La pianta attuale della Basilica si presenta con una sola grande navata centrale con 23 cappelle laterali. All’esterno è possibile ammirare il bellissimo portale gotico, che conserva gli originali battenti lignei trecenteschi. La posizione centrale del campanile ha fatto sì che la chiesa si trovasse svariate volte nel mezzo di importanti eventi storici.

A San Lorenzo Maggiore furono sepolti numerosi membri della casa reale angioina, tra cui la prima moglie del duca Carlo di Calabria, Caterina d’Austria, il cui splendido sepolcro testimonia, verso il 1323-25, la prima attività napoletana del grande architetto e scultore senese Tino di Camaino.

Molti personaggi hanno intrecciato, seppur inconsapevolmente, le loro vite all’interno della Basilica di San Lorenzo Maggiore. In questa chiesa Giovanni Boccaccio conobbe la sua musa ispiratrice Fiammetta, la fascinosa Maria d’Aquino, figlia del re Roberto d’Angiò. Francesco Petrarca soggiornò per diversi giorni nel convento e la notte del 4 novembre 1343, spaventato a morte da un eremita che aveva predetto una terribile tempesta, uscì dalla sua cella per unire le sue preghiere a quelle dei monaci. La chiesa inoltre fu sede di Accademie letterarie frequentate da molti studiosi, fra i quali Giovan Battista Marino e Giovan Battista Vico.

San Lorenzo Maggiore di Napoli: Il Chiostro

A destra della chiesa, attraverso un elegante portale quattrocentesco, si accede al convento e al chiostro settecentesco, lungo le cui pareti sono collocati resti di altri monumenti sepolcrali.
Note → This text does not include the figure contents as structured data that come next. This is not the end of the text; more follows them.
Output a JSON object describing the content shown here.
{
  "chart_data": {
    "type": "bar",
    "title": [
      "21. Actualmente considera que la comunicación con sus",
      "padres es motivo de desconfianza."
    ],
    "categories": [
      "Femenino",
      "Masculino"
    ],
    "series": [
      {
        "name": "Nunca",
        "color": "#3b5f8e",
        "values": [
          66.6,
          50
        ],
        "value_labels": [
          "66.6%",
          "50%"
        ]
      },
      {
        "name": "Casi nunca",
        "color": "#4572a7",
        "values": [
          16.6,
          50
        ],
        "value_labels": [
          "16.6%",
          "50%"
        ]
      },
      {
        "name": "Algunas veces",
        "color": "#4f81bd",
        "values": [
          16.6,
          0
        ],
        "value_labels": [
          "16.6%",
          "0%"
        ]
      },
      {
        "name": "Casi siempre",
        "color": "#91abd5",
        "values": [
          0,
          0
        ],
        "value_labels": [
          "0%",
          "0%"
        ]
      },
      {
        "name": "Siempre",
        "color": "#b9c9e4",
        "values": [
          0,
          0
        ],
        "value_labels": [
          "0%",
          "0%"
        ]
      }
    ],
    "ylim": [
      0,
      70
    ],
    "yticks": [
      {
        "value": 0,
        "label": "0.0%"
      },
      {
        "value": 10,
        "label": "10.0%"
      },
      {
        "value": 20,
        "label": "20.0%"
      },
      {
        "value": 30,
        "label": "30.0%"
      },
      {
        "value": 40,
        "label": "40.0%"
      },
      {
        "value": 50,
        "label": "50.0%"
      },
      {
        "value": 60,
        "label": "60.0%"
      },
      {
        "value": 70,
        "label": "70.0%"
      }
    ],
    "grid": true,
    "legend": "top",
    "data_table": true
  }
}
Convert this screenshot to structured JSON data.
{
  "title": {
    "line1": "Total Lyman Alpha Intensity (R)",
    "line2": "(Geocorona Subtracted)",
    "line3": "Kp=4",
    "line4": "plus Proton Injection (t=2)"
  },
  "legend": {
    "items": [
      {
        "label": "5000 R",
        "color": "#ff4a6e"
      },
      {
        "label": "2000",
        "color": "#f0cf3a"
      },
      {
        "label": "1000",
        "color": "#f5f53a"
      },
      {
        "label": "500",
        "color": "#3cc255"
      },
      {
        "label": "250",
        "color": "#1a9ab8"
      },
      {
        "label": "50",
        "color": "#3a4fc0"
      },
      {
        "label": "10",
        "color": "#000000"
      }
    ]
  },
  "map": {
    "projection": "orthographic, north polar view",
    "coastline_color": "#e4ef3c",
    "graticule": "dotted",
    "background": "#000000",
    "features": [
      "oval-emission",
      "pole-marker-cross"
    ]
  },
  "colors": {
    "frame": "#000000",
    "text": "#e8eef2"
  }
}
Per un portale si può poi accedere alla antica sala capitolare, l’antico refettorio adibito poi a sede del parlamento del regno di Napoli e all’area degli scavi archeologici.

Sotto la chiesa di San Lorenzo Maggiore si estende, a circa 10 metri di profondità, una vera e propria area archeologica con un cardine di epoca romana, il segno dell’antica suddivisione del nucleo storico, perfettamente conservato e sul quale si affacciano alcune antiche botteghe facenti parte del macellum (mercato) di epoca romana.

Tra le antiche taverne rinvenute in quest’area si riconoscono una lavanderia con le vasche per la pulizia, una pescheria, riconoscibile dai banchi inclinati per far colare l’acqua dal pescato fresco ed un forno, con una finestra della parete adattata a passa-vivande. Non da meno l’Aerarium, il luogo dove veniva custodito il tesoro cittadino, in alcuni ancora visibili i segni delle sbarre di ferro poste per ovvi motivi alle finestre e quelli di una porta di sicurezza che dava accesso ad una sorta di camera blindata in cui presumibilmente si conservava l’oro cittadino.

Complesso di San Lorenzo Maggiore di Napoli

Un ultimo accenno va alle condutture per l’approvvigionamento idrico del mercato – ben visibili ovunque – collegate ai resti di una grande cisterna di epoca greca ed alla presenza di un Criptoportico perfettamente conservato, che con la sua architettura testimonia il concreto passaggio dalla Napoli greca a quella romana.

San Lorenzo Maggiore, informazioni utili

Come arrivare:

  • Metropolitana Linea 1, fermata Dante, percorrere Via Port’Alba e via dei Tribunali (circa 9 minuti a piedi).
  • Metropolitana Linea 2, fermata Cavour, percorrere a piedi via Costantinopoli, piazza Bellini, via dei Tribunali (circa 15 minuti).

Indirizzo: Via dei Tribunali, 316, 80138 Napoli, Italia
Orari: 09:30-17:30

E’ possibile  partecipare a visite guidate organizzate dalla Neapolis Sotterrata e intraprendere un emozionante viaggio a ritroso nel tempo, nella Napoli Greco-Romana.